My current research is in applying rigorous mathematical concepts in machine learning. In particular, my current work builds on several projects including deep learning in geospatial data such as 3D point cloud data (LiDAR). I am interested in both the computational aspects and the mathematical aspects of deep learning. For instance, intrinsic dimension estimation (although the data may be embedded in R^D^, its intrinsic dimension (the minimum number $d$ such that the data set lies entirely within a $d$-dimensional subspace of $\mathbb{R}^D^d$, is often much smaller than $D$), which falls under the general umbrella of \underline{dimensionality reduction}. In the computation side, creating new frameworks involving generating more features by borrowing ideas from different mathematical areas such as measure theory. For example, measures defined on dyadic sets which are sets with an ordered binary tree of subsets.
Deep learning in 3D point cloud LiDAR data
I was involved in a project from a Workshop at ICERM ("Women in Data Science and Mathematics", July 17–21, 2017). We proposed a heuristic framework for testing a multi–manifold hypothesis on real–world data sets. Our method partitions a data set into subsets based on intrinsic dimension and constructs a multi–manifold that fits each subset. We tested a manifold hypothesis in a 3D LiDAR point cloud data (Light Detection and Ranging, a remote sensing method used to examine the surface of the Earth) of the Golden Gate Bridge in San Francisco. The goal is to develop a machine learning algorithm to make a classification of the LiDAR 3D point cloud data. For example, identifying vegetation, gravel, sand and other aspects of interest in the Geoscience from a single LiDAR image. My long term project is to incorporate information from LiDAR data of porous surface to my previous studies of models involving methane.

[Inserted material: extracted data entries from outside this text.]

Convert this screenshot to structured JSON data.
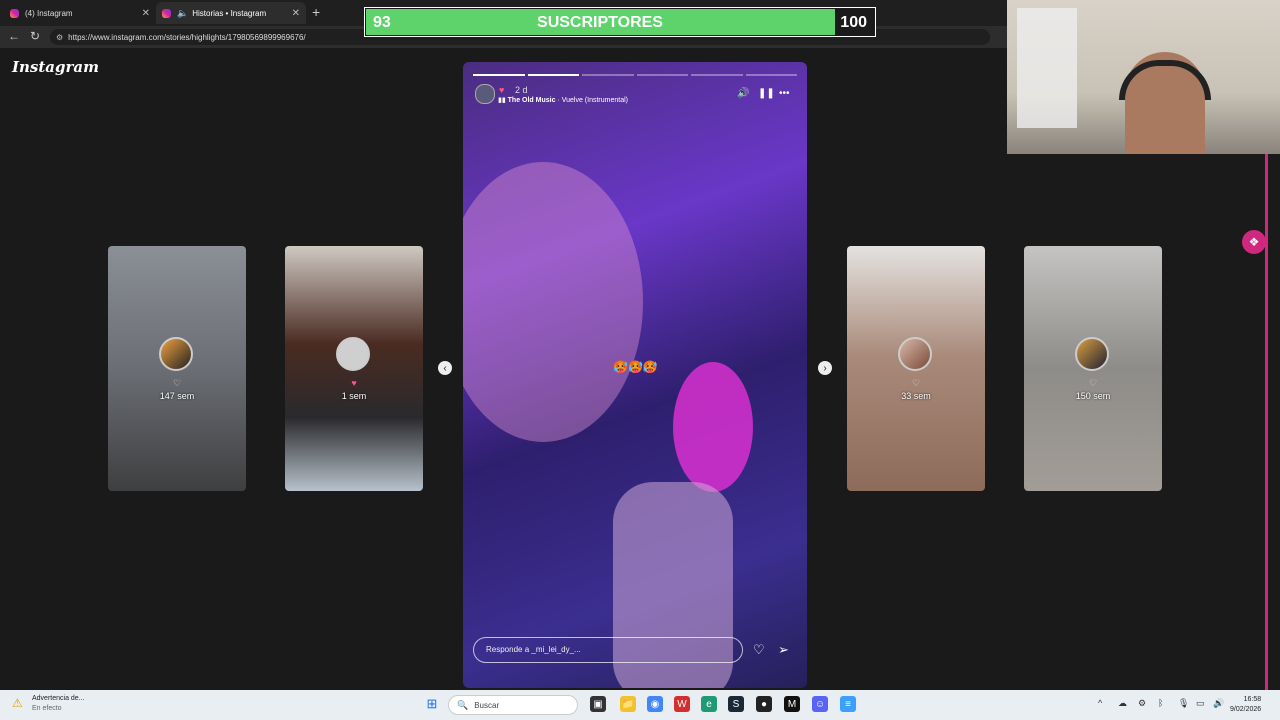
{
  "browser": {
    "tabs": [
      {
        "label": "(4) Instagram",
        "active": false
      },
      {
        "label": "Historias • Instagram",
        "active": true
      }
    ],
    "url": "https://www.instagram.com/stories/highlights/17980569899969676/"
  },
  "overlay": {
    "current": "93",
    "label": "SUSCRIPTORES",
    "goal": "100",
    "progress_fraction": 0.93,
    "fill_color": "#5fd36b"
  },
  "instagram": {
    "logo": "Instagram",
    "side_stories": [
      {
        "heart": "♡",
        "age": "147 sem"
      },
      {
        "heart": "♥",
        "age": "1 sem"
      },
      {
        "heart": "♡",
        "age": "33 sem"
      },
      {
        "heart": "♡",
        "age": "150 sem"
      }
    ],
    "story": {
      "time": "2 d",
      "music_title": "The Old Music",
      "music_sub": " · Vuelve (Instrumental)",
      "emojis": "🥵🥵🥵",
      "reply_placeholder": "Responde a _mi_lei_dy_..."
    }
  },
  "taskbar": {
    "warning_title": "Advertencia de...",
    "warning_sub": "En efecto",
    "search_label": "Buscar",
    "time": "16:58",
    "date": "9/02/2026"
  }
}
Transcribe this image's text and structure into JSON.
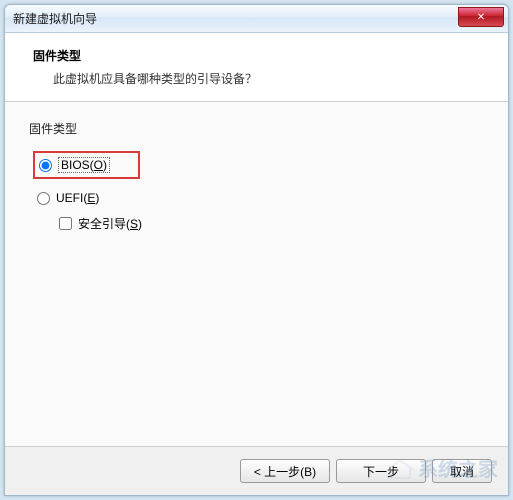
{
  "window": {
    "title": "新建虚拟机向导"
  },
  "header": {
    "title": "固件类型",
    "subtitle": "此虚拟机应具备哪种类型的引导设备？"
  },
  "group": {
    "label": "固件类型"
  },
  "options": {
    "bios": {
      "label": "BIOS(",
      "key": "O",
      "after": ")",
      "checked": true
    },
    "uefi": {
      "label": "UEFI(",
      "key": "E",
      "after": ")",
      "checked": false
    },
    "secureBoot": {
      "label": "安全引导(",
      "key": "S",
      "after": ")",
      "checked": false
    }
  },
  "buttons": {
    "back": "< 上一步(B)",
    "next": "下一步",
    "cancel": "取消"
  },
  "watermark": {
    "text": "系统之家"
  }
}
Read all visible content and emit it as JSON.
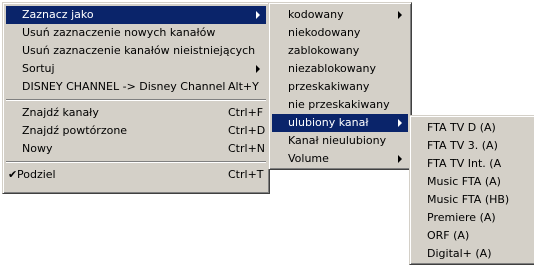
{
  "main_menu": {
    "items": [
      {
        "label": "Zaznacz jako",
        "shortcut": "",
        "submenu": true,
        "selected": true
      },
      {
        "label": "Usuń zaznaczenie nowych kanałów",
        "shortcut": ""
      },
      {
        "label": "Usuń zaznaczenie kanałów nieistniejących",
        "shortcut": ""
      },
      {
        "label": "Sortuj",
        "shortcut": "",
        "submenu": true
      },
      {
        "label": "DISNEY CHANNEL -> Disney Channel",
        "shortcut": "Alt+Y"
      },
      {
        "label": "Znajdź kanały",
        "shortcut": "Ctrl+F"
      },
      {
        "label": "Znajdź powtórzone",
        "shortcut": "Ctrl+D"
      },
      {
        "label": "Nowy",
        "shortcut": "Ctrl+N"
      },
      {
        "label": "Podziel",
        "shortcut": "Ctrl+T",
        "checked": true,
        "check_mark": "✔"
      }
    ]
  },
  "mark_as_submenu": {
    "items": [
      {
        "label": "kodowany",
        "submenu": true
      },
      {
        "label": "niekodowany"
      },
      {
        "label": "zablokowany"
      },
      {
        "label": "niezablokowany"
      },
      {
        "label": "przeskakiwany"
      },
      {
        "label": "nie przeskakiwany"
      },
      {
        "label": "ulubiony kanał",
        "submenu": true,
        "selected": true
      },
      {
        "label": "Kanał nieulubiony"
      },
      {
        "label": "Volume",
        "submenu": true
      }
    ]
  },
  "favorite_submenu": {
    "items": [
      {
        "label": "FTA TV D (A)"
      },
      {
        "label": "FTA TV 3. (A)"
      },
      {
        "label": "FTA TV Int. (A"
      },
      {
        "label": "Music FTA (A)"
      },
      {
        "label": "Music FTA (HB)"
      },
      {
        "label": "Premiere (A)"
      },
      {
        "label": "ORF (A)"
      },
      {
        "label": "Digital+ (A)"
      }
    ]
  },
  "colors": {
    "menu_bg": "#d4d0c8",
    "highlight": "#0a246a",
    "highlight_text": "#ffffff"
  }
}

In particular, we want to classify LiDAR data using an auto–encoder algorithm (deep learning). An auto–encoder neural network is an unsupervised learning algorithm that applies backpropagation, setting the target values to be equal to the inputs. We use auto–encoders combined with a neural network to classify all the points of a 3D LiDAR point cloud data into elementary, relevant classes, for example, according to their morphology. Features include spatial coordinates (x, y and z) intensity, number of returns, RGB among others. We begin by classifying all the points of the LiDAR data as ground points or non–ground points. Many classification techniques from supervised learning (e.g. convolutional neural networks) have been used to classify 3D point clouds of natural environments with good accurate results. We alsoaim to test the classification accuracy of the aforementioned unsupervised learning framework.
Solutions for climate change science: using deep learning to improve vegetation classification
Over the last decade, the Remote Sensing and Geospatial Laboratory (RSGL) from University of UW has
collected and analyzed LiDAR 3D Point cloud data from different sites in Oregon and Washington through both direct–based methods (labor intensive) and indirect–based methods. LAI defined as one half of the total green leaf area per unit surface is a primary control on the exchange of energy and mass exchanges between the atmosphere and terrestrial ecosystems.Classification of forest point cloud data (PCD) generated from LiDAR into photosynthetic canopy components, non–photosynthetic canopy components and bare earth allowing the determination of woody–to–total area ratio (WTA) with the ultimate goal of obtaining accurate estimates of LAI. Our proposed solution includes engineering new features from existent ones, the use of geometrical properties of the PCD at different scales (intrinsic dimension), possible non–linear dimensionality reduction (auto–encoders), linear dimensionality reduction (PCA) and finally the use of a feed–forward neural network classifier. We would also like to include experiments with ensemble methods and random forest classifiers. Automatic classification of the forest point cloud data set will facilitate the application of TLS on retrieving 3D forest canopy structural parameters, including LAI and leaf and woody area ratios.
The evolution of Methane Hydrates.
We have considered a
simplified model for evolution of methane hydrates in the hydrate zone, which includes a parameter-dependent
maximum solubility constraint represented as a nonlinear complementarity constraint (for solubility).
Our model consists of a single PDE and two unknowns (solubility and saturation), which are bounded by
a parameter dependent family of graphs. We have already analyzed solvability and other properties of
the fully discrete scheme for the model.
Systems of conservation laws for thermodynamically consistent
adsorption with subscale diffusion and memory terms.
Multicomponent adsorption is typically described by a system of conservation laws in which the nonlinear flux terms come
from explicit functional relationships called isotherms. The most popular extended Langmuir isotherm is thermodynamically
inconsistent. We discuss analysis and numerical approximation of a multicomponent adsorption system where the thermodynamically
consistent isotherms are given only implicitly, or from a coupled microscopic model. I am currently developing more examples and
analyzing the stability of the system scheme.